Quel isolant choisir entre les chevrons ?
Le choix de l’isolant dépend de facteurs comme le coût, la performance thermique, et la perméabilité à la vapeur. Voici quelques matériaux courants :
- Laine de verre : Bon rapport qualité-prix, offre aussi une bonne isolation acoustique.
- Laine de roche : Robuste face au feu avec de bonnes performances isolantes.
- Laine de bois : Naturel et écologique, procure un excellent confort d’été.
- Ouate de cellulose : Économique et recyclable, bon compromis performance/prix.
| Isolant | Épaisseur pour R recommandé | Prix indicatif | Atout principal |
|---|---|---|---|
| Laine de verre | 30 cm | Bas | Économique |
| Laine de roche | 28 cm | Moyen | Résistance au feu |
| Laine de bois | 35 cm | Élevé | Confort thermique estival |
| Ouate de cellulose | 25 cm | Moyen | Bon rapport qualité-prix |
Pour plus d’informations sur la ouate de cellulose en insufflation, visitez notre page dédiée.
Cas des combles déjà aménagés
Les combles déjà aménagés imposent des contraintes d’espace.

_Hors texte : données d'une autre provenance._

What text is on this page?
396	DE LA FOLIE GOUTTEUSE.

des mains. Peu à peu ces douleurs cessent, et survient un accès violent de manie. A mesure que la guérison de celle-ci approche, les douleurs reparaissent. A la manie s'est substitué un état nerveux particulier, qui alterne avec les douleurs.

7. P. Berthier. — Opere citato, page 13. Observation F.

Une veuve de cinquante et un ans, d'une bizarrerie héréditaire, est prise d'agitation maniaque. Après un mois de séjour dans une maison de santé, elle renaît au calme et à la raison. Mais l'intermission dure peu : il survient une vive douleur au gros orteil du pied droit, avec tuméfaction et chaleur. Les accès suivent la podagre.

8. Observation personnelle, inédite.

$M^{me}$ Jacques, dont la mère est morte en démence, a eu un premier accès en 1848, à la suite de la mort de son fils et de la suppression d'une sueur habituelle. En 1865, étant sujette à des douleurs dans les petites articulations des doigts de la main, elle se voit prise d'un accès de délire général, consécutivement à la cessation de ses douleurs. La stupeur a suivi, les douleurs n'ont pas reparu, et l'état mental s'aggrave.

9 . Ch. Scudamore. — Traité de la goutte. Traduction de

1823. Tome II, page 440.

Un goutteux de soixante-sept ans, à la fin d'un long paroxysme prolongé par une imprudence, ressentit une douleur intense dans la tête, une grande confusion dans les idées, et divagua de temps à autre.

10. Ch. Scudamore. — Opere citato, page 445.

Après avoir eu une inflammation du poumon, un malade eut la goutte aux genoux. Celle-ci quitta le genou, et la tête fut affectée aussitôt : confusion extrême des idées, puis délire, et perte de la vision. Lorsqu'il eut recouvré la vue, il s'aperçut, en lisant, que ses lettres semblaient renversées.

Pour éviter une perte d’habitable, envisagez des isolants minces ou complétez par une isolation sous chevrons.
Cas d’une toiture neuve ou en gros œuvre
Pour une nouvelle construction, le sarking est souvent préconisé. Cette méthode assure une isolation thermique optimale et minimise les pertes.
Quelle épaisseur prévoir entre les chevrons ?
L’épaisseur de l’isolant est déterminée par la hauteur des chevrons, qui varie souvent entre 15 et 20 cm dans les constructions anciennes. Pour une isolation efficace, une résistance thermique (R) de 6 m².K/W est recommandée, bien qu’elle puisse varier selon la région et la réglementation. Si l’épaisseur disponible ne suffit pas, des options comme la rehausse de toiture ou un complément sous chevrons peuvent être nécessaires.
Isolation entre chevrons seule ou avec une seconde couche ?
Se reposer uniquement sur une couche d’isolation entre les chevrons peut laisser un pont thermique. Ajouter une seconde couche perpendiculaire améliore la performance thermique. Cette méthode, souvent plus économique que le sarking, mérite d’être considérée. Pour plus de détails sur les risques d’une isolation sous toiture sans pare-pluie, explorez notre article.
Comment poser l’isolant entre les chevrons ?
Pour garantir une installation efficace, l’isolant doit être découpé précisément. Évitez les affaissements et assurez-vous qu’il n’y a pas de lames d’air, ce qui nuirait à l’efficacité. Un frein-vapeur hygro-variable est indispensable côté chaud pour protéger contre la condensation. Les détails, comme les fixations et les points cruciaux tels que les chevrons et le faîtage, méritent une attention particulière.
Quelles erreurs réduisent une isolation vraiment performante ?
Certs pièges fréquents peuvent diminuer l’efficacité de l’isolation, tels que :
- Un ajustement incorrect de l’isolant créant des lames d’air.
- L’absence ou une mauvaise installation du frein-vapeur, facteur de condensation.
- Confondre pare-pluie et pare-vapeur.
- Négliger des zones clés, comme le faîtage.
Quelles aides financières pour ces travaux ?
Des aides financières sont disponibles, dont MaPrimeRénov’, les Certificats d’Économies d’Énergie (CEE), et l’éco-PTZ. Il est crucial de vérifier les critères d’éligibilité. Pour plus de détails, consultez notre guide complet sur les aides à l’isolation entre chevrons.
FAQ
Faut-il un pare-vapeur derrière l’isolant entre chevrons ?
Oui, un frein-vapeur hygro-variable est essentiel pour limiter la condensation.
Peut-on isoler entre chevrons sans faire de sarking ?
Absolument, c’est même la méthode la plus courante en rénovation, bien qu’elle ait ses limites.
Quelle épaisseur minimale prévoir ?
Il est conseillé de consulter un professionnel RGE pour déterminer l’épaisseur en fonction de votre zone géographique.
Une seule couche entre chevrons suffit-elle ?
Rarement. Une unique couche laisse souvent un pont thermique résiduel au niveau du bois.
En résumé
L’isolation entre chevrons est une option pratique pour les rénovations, mais son succès repose sur des choix judicieux. Une épaisseur d’isolant adéquate assure la résistance thermique souhaitée, tandis qu’un frein-vapeur correctement installé gère la vapeur d’eau. Souvent, une seconde couche croisée s’avère nécessaire pour éliminer les ponts thermiques. Avant de commencer, évaluez l’espace disponible, explorez les matériaux possibles, et consultez un professionnel RGE pour garantir le meilleur résultat possible.